By Lucy Komisar
A woman‘s body stained with blood is on the ground. The maid (a terrific Hannah McClean) in white cap, black dress and stockings, arrives with bloodied hands and apron and holding a knife. Backtrack to see how this scene developed. Author Madeline Gould and director Madelaine Moore keep you on the edge of your seat.
The Lady was screaming at the maid that she‘d lost an expensive watch. The maid recalls, “She‘s telling me to empty my pockets. I don‘t want to, it‘s a privacy thing. She calls me thief. Says I‘ve hidden it in my bra, tells to take my uniform off. She grabs my blouse collar.”
Then, “We end up on bed, she is on top, she hits me in the head, her knees are on my chest, I reach behind for a letter opener.”
Be nice to people who are in customer service.
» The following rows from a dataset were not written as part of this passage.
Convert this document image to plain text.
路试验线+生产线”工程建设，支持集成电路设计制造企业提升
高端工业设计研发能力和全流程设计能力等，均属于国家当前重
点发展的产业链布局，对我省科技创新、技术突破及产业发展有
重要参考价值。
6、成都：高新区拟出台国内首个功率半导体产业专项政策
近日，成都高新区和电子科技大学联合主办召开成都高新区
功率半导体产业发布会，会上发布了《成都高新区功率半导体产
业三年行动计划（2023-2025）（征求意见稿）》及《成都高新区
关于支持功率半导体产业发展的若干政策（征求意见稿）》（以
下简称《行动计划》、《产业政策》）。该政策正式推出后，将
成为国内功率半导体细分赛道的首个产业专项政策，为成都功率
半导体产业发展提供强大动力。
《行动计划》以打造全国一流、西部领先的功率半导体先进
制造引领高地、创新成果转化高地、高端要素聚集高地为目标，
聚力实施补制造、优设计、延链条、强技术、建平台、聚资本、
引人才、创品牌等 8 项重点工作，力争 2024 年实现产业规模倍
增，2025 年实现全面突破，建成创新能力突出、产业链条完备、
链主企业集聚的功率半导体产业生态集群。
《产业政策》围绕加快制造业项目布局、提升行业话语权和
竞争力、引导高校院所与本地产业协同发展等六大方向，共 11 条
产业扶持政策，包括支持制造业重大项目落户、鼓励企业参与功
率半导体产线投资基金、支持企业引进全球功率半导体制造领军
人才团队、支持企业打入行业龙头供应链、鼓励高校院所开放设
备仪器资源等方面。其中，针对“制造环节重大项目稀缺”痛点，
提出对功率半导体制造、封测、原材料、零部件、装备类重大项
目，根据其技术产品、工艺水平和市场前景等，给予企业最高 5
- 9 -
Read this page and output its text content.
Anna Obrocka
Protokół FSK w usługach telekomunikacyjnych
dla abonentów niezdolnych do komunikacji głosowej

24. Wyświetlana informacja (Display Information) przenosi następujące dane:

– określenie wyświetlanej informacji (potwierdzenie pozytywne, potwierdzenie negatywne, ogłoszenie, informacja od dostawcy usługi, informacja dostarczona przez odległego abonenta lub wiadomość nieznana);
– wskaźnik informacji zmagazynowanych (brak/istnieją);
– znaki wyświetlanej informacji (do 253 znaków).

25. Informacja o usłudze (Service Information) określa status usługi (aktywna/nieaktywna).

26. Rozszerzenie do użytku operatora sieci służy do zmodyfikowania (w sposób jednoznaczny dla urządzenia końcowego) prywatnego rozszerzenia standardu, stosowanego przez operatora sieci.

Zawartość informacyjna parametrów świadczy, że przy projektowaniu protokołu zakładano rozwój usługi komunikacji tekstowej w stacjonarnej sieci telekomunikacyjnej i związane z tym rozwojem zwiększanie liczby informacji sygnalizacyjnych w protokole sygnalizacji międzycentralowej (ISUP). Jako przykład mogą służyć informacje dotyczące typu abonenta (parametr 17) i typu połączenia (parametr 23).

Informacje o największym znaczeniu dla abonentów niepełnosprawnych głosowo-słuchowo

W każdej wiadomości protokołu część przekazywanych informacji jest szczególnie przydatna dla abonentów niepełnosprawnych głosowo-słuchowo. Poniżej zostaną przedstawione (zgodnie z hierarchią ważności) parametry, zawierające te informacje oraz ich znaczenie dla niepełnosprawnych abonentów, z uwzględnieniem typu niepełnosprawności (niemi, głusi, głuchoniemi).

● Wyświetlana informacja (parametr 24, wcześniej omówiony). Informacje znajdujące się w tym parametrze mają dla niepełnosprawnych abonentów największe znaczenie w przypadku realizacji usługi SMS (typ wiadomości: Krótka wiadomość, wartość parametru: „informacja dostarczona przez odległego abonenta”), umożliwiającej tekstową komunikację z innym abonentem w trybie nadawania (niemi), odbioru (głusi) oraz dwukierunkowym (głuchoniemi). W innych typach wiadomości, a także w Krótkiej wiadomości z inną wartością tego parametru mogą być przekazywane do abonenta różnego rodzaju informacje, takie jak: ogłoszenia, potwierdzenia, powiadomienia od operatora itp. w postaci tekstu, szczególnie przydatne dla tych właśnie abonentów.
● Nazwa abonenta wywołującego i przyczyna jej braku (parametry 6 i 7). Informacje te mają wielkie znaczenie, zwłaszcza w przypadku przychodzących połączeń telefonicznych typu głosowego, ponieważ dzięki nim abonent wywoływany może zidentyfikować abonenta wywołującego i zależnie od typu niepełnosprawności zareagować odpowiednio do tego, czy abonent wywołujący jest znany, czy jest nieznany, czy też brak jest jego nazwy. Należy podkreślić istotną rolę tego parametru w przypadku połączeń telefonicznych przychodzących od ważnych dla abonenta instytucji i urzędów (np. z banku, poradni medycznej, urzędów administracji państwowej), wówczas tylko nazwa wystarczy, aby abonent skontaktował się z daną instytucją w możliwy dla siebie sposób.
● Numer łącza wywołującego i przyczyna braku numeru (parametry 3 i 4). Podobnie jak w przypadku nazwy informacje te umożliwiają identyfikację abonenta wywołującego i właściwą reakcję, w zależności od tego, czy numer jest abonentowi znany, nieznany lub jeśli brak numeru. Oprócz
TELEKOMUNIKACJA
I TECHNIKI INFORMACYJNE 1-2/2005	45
“I said to myself the first person to fuck with me they‘re going to get it.”
And, “She is screaming, I say fuck it, she was waiting for it. I‘m the victim there.”
And then, a bit of the “MeToo” movement.
She says, “We get a key to every room. Guys with cocks coming out of dressing rooms. But I want to keep my job.”
She is cool outside but furious inside, near hysterical but also calculating. This is a woman who reads books, goes to the cinema, even pretends to read the party manifestos at the general election. But she snaps at the way she is treated by a rich hotel patron.
Her advice is don‘t let them see anger or darkness. Turn your victim into a deviant. Exercise revenge. Feign mental illness. But then she says, “You‘re exchanging one institution for another.”
Ah, do the workers ever really win? A riveting play.